Pour en finir avec le terrorisme

Publié le 20 janvier 2008 Lecture : 9 minutes.

Que peut-on conclure de cette visite, si tardive, au Moyen-Orient, entreprise par le président américain du 9 au 16 janvier ?
De celui qui, tout au long de ses deux mandats, n’a rien osé de concret pour faire avancer le problème palestinien – sauf à répéter toujours qu’il veut deux États côte à côte -, que peut-on raisonnablement espérer à présent qu’il est sur le départ ? Seulement de belles paroles, pour prendre congé de ses amis israéliens, dont il pense sans doute qu’il a bien mérité ? En tout cas, il n’est pas sûr qu’il leur ait rendu les meilleurs services en acquiesçant, toujours, à leurs volontés.
Et de cette première et historique visite rendue au président de l’Autorité palestinienne, peut-on attendre, en plus des paroles et des poignées de main, des décisions sérieuses ? Les Palestiniens de Cisjordanie, pas plus que ceux de Gaza, ne se laisseront payer de mots ou de sourires ; ils sont parmi les plus politisés de la région, et les plus durs à manier.
Faudra-t-il donc attendre la prochaine présidence pour savoir si une attitude responsable – et « productive » – peut encore être espérée du côté américain ? D’ici là, la région devrait-elle alors continuer à être ballottée entre illusions et nouveaux malheurs ?
Aussi n’est-il pas indifférent de rappeler, à l’intention de l’actuel comme du prochain locataire de la Maison Blanche – mais aussi de ceux qui, à travers le G8, gouvernent effectivement le monde -, ce que les peuples de la région espèrent encore et attendent brûlant d’impatience.

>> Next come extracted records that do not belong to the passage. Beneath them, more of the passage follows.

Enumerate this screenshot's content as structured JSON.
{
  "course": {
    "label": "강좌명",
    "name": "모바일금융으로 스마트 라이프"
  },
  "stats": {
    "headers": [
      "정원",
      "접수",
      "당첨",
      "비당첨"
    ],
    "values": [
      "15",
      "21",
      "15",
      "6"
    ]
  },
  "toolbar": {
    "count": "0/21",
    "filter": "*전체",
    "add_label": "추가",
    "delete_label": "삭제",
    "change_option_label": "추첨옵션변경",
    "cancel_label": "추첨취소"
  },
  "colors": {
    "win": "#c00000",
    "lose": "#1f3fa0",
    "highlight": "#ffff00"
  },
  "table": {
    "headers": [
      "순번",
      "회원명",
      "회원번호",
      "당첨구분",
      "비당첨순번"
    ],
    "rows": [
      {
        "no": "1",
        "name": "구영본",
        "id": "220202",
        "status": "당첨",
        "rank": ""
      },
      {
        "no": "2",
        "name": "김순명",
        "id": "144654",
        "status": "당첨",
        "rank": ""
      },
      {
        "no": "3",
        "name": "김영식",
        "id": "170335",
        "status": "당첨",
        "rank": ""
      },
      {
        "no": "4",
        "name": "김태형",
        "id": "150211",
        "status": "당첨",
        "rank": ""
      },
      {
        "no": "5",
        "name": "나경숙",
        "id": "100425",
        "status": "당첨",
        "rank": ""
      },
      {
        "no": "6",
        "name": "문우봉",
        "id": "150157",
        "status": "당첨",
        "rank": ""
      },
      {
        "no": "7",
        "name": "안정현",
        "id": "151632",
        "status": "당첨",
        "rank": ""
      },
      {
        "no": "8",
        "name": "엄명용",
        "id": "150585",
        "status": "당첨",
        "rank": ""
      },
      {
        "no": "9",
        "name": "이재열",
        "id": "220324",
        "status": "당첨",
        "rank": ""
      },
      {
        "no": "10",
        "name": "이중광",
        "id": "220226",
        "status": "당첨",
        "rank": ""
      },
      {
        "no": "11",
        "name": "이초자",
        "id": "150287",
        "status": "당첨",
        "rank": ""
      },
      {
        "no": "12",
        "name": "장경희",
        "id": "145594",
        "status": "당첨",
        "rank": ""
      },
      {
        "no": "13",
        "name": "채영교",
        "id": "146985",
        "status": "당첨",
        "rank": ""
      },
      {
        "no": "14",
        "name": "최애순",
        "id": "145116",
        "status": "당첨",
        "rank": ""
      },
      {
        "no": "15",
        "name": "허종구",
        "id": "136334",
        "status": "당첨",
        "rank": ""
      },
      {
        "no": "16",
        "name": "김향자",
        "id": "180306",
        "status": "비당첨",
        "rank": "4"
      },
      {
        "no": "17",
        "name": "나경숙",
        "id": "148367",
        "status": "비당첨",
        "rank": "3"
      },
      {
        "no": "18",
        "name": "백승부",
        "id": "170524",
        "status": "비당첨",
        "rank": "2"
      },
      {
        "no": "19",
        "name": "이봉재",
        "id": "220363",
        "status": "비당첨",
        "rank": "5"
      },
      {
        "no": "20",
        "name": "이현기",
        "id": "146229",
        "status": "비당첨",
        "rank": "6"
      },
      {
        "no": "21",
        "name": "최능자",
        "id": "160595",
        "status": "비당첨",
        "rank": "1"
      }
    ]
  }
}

Il est de bon ton aujourd’hui de mettre sur le compte de la guerre entre civilisations toutes les violences qui secouent le monde. C’est une explication un peu courte, souvent intéressée et même chafouine, car elle méconnaît sciemment les réelles confluences entre civilisations. Quelque contrastées qu’elles soient parfois, les religions qui en sont les pivots s’accordent sur des valeurs fondamentales qui devraient rapprocher les peuples et tisser entre eux des liens de solidarité.
Non, ce ne sont pas les civilisations qui sont en conflit, mais les politiques qui s’y appuient, avec des objectifs qui ne sont pas toujours charitables. Il faut donc chercher les causes des situations conflictuelles qui déchirent le monde arabe là où elles se trouvent, dans les problèmes dramatiques auxquels sont confrontées certaines de ses populations, sous les regards blasés de ce qu’on appelle toujours « la communauté internationale ».
Parmi les drames endurés par ces populations, celui des « chrétiens d’Orient » est sans doute un des plus émouvants. Certains commentateurs – adeptes des thèses sur le conflit entre la civilisation occidentale et l’islam – insistent sur les méfaits des mouvements islamistes qu’ils identifieraient volontiers avec l’islam lui-même. J’ai des amis parmi ces chrétiens d’Orient, dont quelques-uns me sont très proches. Je sais que leurs jugements sont plus nuancés – à l’instar du fondateur de ce qui fut d’abord, à l’origine, un courant d’idées politico-culturelles : le Bath.
Pour eux et pour tous ceux qui se sentent interpellés dans leurs consciences par les tragédies du Moyen-Orient, je voudrais développer ici une réflexion dont j’espère qu’elle mettra en évidence les racines du mal.
Je déplore personnellement – et beaucoup de musulmans sont dans mon cas – que les sociétés de nos deux régions arabes, le Maghreb et le Moyen-Orient, n’aient pas su, comme jadis leurs aïeux, tirer un meilleur parti de la présence, en leur sein, de nombreux juifs et chrétiens qui auraient pu être un trait d’union naturel avec l’Occident moderne.
Je regrette que les sociétés moyen-orientales, aujourd’hui subjuguées par le modèle européen, se soient, pour certaines d’entre elles, résignées à une sorte de dichotomie culturelle et sociale entre musulmans et chrétiens, ce qui les a privées d’une précieuse contribution endogène, pour renouveler des structures vermoulues et dynamiser des mentalités bloquées – principales sources d’échec de toutes les tentatives de renouveau.
Je regrette de même – et je l’ai dit dans certains de mes écrits – que nos juifs d’Afrique du Nord se soient, pour la plupart, sentis obligés de se comporter, pendant la période coloniale, de manière à se démarquer du reste des populations autochtones. En s’intégrant, culturellement et socialement, dans la colonisation, ils ont, le moment venu, découragé toute velléité de leur conférer un rôle efficient dans la construction des économies de l’indépendance.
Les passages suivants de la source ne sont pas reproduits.